Akinrinola Famuyide, MD, and Pamela Nguyen, MD, Appointed Co-Directors of Head and Neck Imaging
The Department of Radiology is very pleased to announce our new co-directors of head and neck imaging, Akinrinola (Akin) Famuyide, MD and Pamela Nguyen, MD.
Famuyide and Nguyen, both assistant professors of radiology at Columbia University Irving Medical Center (CUIMC), have led the department's head and neck imaging service for more than a year. They collaborate closely with CUIMC's otolaryngologists, skull base neurosurgeons, neurologists, radiation oncologists, ophthalmologists, and oral maxillofacial surgeons, among others. This appointment signals to all CUIMC clinicians that we have a reliable team who dedicate the majority of their practice to head and neck imaging.
"We want to offer the highest quality imaging and interpretation for head and neck diseases to our clinicians,” said Nguyen. “We are excited to continue to expand the department's head and neck imaging service."
Nguyen joined the Department of Radiology faculty in 2016 and Famuyide in 2020—both in the Division of Neuroradiology. In addition to clinical responsibilities, Nguyen also serves as the program director for the Neuroradiology Fellowship.
Q & A with Dr. Famuyide and Dr. Nguyen
What's new in head and neck imaging at Columbia?
Nguyen: There are many new minimally invasive ear and skull base surgery techniques, and they require imaging, so we are increasingly diagnosing conditions and mapping out pathology to create to help the surgeons create their operative plan. Dr. Famuyide is also performing ultrasound and CT guided head and neck biopsies, a service that we've recently started offering to our ENT surgeons, ophthalmologists, and skull base surgeons. In the past they would sometimes have to resort to more invasive open procedures to biopsy certain lesions, which involve a great deal of risk. But now Dr. Famuyide can do them under image guidance with just a small needle.
Famuyide: Overall, it's a constantly expanding subspecialty. We're continually figuring out new and better ways to image the area so that we can better evaluate, monitor, and evenutally intervene in minimally invasive ways on diseases of the head and neck. There are new imaging protocols and techniques that help us better image this anatomically complex area.
Why does head and neck imaging have its own section within neuroradiology?
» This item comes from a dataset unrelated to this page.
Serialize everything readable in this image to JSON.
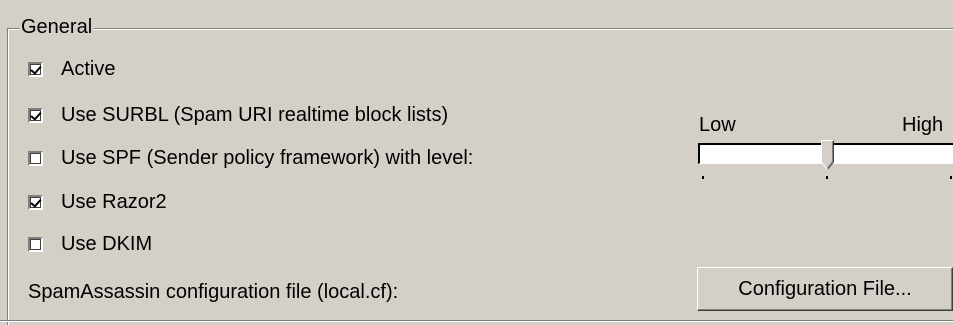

Famuyide: Head and neck imaging has many unique aspects: unique anatomy and unique diseases that affect the head and neck. The field has grown so much that it now requires really specialized expertise to be able to manage the complexity of diseases that affect the area.
Nguyen: When you think of "neuro", you think of brain and spine. But head and neck encompasses oropharyngeal diseases, the oral cavity, audiologic diseases, the orbits, the face, teeth, and the sinuses. Because the anatomy overlaps so much with the brain, head and neck falls best within neuroradiology, but it's really almost its own thing.
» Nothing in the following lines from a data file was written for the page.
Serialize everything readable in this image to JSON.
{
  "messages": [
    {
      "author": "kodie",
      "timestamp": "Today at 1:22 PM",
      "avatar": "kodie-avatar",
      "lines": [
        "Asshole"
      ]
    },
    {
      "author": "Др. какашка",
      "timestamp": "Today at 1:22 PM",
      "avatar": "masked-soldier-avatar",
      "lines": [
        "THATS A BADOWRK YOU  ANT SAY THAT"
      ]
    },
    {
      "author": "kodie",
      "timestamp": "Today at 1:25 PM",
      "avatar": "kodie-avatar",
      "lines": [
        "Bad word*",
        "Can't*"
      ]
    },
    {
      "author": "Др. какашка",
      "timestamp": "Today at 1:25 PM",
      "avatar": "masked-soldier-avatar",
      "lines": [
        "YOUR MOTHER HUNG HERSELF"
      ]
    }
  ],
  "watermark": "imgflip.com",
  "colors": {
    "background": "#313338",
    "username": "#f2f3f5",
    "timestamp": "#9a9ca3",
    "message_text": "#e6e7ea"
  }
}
What are your responsibilities as co-directors of head and neck imaging?
Nguyen: We read all head and neck imaging at CUIMC and provide consultations for complex cases requested by radiologists and clinicians from other NewYork-Presbyterian and CUIMC sites that don't have a dedicated head and neck radiologist.
Famuyide: We also attend and help direct multiple clinical conferences, and we manage the head and neck imaging protocols. We are also responsible for the education of residents and fellows in head and neck imaging.
What do you love about head and neck imaging?
Famuyide: It's a humbling field in terms of the opportunity to keep learning throughout your career, so it keeps you motivated and on top of your game. There are so many ways to continue to evolve the field, and so there are a lot of opportunities for someone who's young in their career. I also like the fact that it’s really unique. A lot of people don't want to do head and neck imaging. You get to really carve out an area and become an expert.
Nguyen: I love the very unique and intense anatomy of the head and neck, and the related disease processes. I also think the relationship with the ENT department is great here. The clinicians at Columbia are excellent, and as a result they offer us really interesting pathology.
What are you looking forward to as co-directors of head and neck imaging at Columbia?
Nguyen: I'm looking forward to optimizing image quality and streamlining protocols across the institution. It's a big institution with many sites and not everything is always uniform. We want to improve that for head and neck.
Famuyide: We also hope to expand our research programs. There is plenty of opportunity and sometimes choosing what to pursue can be the challenge. We hope to expand our manpower and engage in more of these types of endeavors.
Nguyen: And then there's the procedures. That's a huge growth potential area that Dr. Famuyide is developing.
Famuyide: I want Columbia to be the unequivocal best place for head and neck imaging in the country!